S1 - Inability to Access SpaceIQ
Incident Report for SiQ
Postmortem

SiQ Detailed Root Cause Analysis – Severity 1 – November 3rd, 6th, & 7th 

Inability to Access the SpaceIQ Platform 

 

We are truly grateful for your continued support and loyalty. We value your feedback and appreciate your patience as we worked to resolve this incident. 

 

Description: 

On Friday, November 3, 2023, internal and external customers began to report the inability to access the SpaceIQ platform. When users try to login, they are presented with an error message, “Web server is down”.  

 

Type of Event: 

Severity 1 - Outage 

 

Services\Modules Impacted: 

Production  

 

Remediation: 

New node group with a higher distribution on on-demand instances was configured to increase the availability of the underlying infrastructure powering the application. Services were then restarted to correct the disruption. 

 

Timeline: 

On Friday, November 3, 2023, at approximately 12:18 EST an initial report from a customer mentioned their inability to access the SpaceIQ platform. When their users try to login, they are presented with an error message, “Web server is down”. After thorough investigation additional customers began to report and by 1:25pm EST all customers were notified of the Severity 1 disruption via status page. By 2 pm EST internal teams identified the root cause and began to research the fix for the disruption. 2:16pm EST the internal and external customers begin to report that they can access SpaceIQ. At approximately, 6:08pm EST no additional reports were made, and the status page was then updated from monitoring to a resolved phase.  

 

On Monday, November 6, 2023, at approximately 4:24pm EST, external customers began to report the same disruption from Friday and their inability to access the SpaceIQ platform. All customers were notified of the Severity 1 disruption via status page at 4:52pm EST. At approximately 5:28pm EST, internal and external customers have began reporting the ability to access SpaceIQ again. The status page was updated from investigation to monitoring phase. After no additional reports and customers being able to confirm their ability to access the status page was marked as resolved at 8:44pm EST.  

 

On Tuesday, November 7, 2023, at approximately 9:39am EST an initial report to support mentioned the inability to access the SpaceIQ platform intermittently. Internal teams were notified and began investigating. 10:38pm EST internal users can access the platform, however at approximately 10:47pm EST additional customers began to report the intermittent disruption and all customers were made aware of the Severity 2 disruption via status page. Internal teams continue to investigate. At 5:30pm EST internal teams have identified and implemented the fix. Monitoring systems continued thru Wednesday, November 8, 2023. As customers confirmed the fix and no additional reports of disruptions were made, the status page was marked as resolved at 11:05am EST. 

 

Total Duration of Event: 

Friday, November 3, 2023 – 3 hours 24 minutes 

Monday, November 6, 2023 – 1 hour 4 minutes  

Tuesday, November 7, 2023 – 7 hours 53 minutes 

 

Root Cause Analysis: 

Our recent outage was caused by an underlying configuration issue with our cloud hosting provider. Our infrastructure was over-reliant on instances that could be unstable during scaling events. 

 

Preventative Action:  

We have allocated resources toward taking preventative action and our teams will continue to review internal processes and leverage appropriate resources to avoid this sort of disruption in the future.

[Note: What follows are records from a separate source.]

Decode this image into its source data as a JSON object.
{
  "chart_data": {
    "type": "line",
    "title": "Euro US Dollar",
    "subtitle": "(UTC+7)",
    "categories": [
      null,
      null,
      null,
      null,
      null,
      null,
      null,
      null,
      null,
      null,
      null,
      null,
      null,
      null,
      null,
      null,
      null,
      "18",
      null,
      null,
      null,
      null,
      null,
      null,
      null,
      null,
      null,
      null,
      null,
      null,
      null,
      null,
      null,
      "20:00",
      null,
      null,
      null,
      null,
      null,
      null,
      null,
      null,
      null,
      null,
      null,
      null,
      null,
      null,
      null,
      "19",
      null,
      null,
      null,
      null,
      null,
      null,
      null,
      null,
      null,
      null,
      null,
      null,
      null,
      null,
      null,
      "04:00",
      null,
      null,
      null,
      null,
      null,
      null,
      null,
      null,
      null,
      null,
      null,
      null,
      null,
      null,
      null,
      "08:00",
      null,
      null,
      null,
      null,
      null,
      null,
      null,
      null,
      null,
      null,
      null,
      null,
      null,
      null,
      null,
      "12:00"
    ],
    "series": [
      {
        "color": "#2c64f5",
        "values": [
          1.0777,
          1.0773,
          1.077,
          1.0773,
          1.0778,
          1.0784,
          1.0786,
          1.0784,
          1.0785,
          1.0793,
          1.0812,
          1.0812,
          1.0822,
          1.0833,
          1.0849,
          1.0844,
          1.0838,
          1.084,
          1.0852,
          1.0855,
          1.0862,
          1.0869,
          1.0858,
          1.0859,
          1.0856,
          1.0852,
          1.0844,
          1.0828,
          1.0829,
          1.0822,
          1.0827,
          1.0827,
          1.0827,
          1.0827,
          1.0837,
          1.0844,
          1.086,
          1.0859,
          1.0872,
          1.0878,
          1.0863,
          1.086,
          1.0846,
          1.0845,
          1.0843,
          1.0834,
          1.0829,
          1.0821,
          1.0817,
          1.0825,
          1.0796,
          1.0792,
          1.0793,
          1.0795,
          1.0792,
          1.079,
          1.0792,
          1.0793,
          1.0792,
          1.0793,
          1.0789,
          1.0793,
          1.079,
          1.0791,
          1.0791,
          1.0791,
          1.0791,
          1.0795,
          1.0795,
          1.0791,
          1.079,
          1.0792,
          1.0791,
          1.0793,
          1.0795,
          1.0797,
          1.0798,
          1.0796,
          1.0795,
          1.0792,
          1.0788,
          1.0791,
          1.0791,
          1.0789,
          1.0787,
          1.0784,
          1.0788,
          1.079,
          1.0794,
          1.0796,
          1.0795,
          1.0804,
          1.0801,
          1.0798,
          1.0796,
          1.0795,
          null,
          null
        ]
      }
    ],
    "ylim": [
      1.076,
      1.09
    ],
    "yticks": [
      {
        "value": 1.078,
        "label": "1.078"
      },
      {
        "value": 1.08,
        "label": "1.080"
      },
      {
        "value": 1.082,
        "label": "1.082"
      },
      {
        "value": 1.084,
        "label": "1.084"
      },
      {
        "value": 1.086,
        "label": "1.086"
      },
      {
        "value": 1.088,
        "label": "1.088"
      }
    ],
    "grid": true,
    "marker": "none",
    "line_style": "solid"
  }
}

Posted Nov 15, 2023 - 22:31 UTC

Resolved
This incident has been resolved.
Posted Nov 03, 2023 - 20:08 UTC
Identified
"The issue with SpaceIQ has been identified and a fix is being implemented. We are waiting on feedback from a 3rd party vendor

The next update will be posted in 2 hours per Eptura published guidelines https://eptura.com/terms/sla/
Posted Nov 03, 2023 - 18:16 UTC
Investigating
We are currently aware of an issue with SpaceIQ Our Engineering team is investigating to determine the cause of the disruption.

The next update will be posted in 2 hours per Eptura published guidelines https://eptura.com/terms/sla/
Posted Nov 03, 2023 - 17:59 UTC
This incident affected: System Status.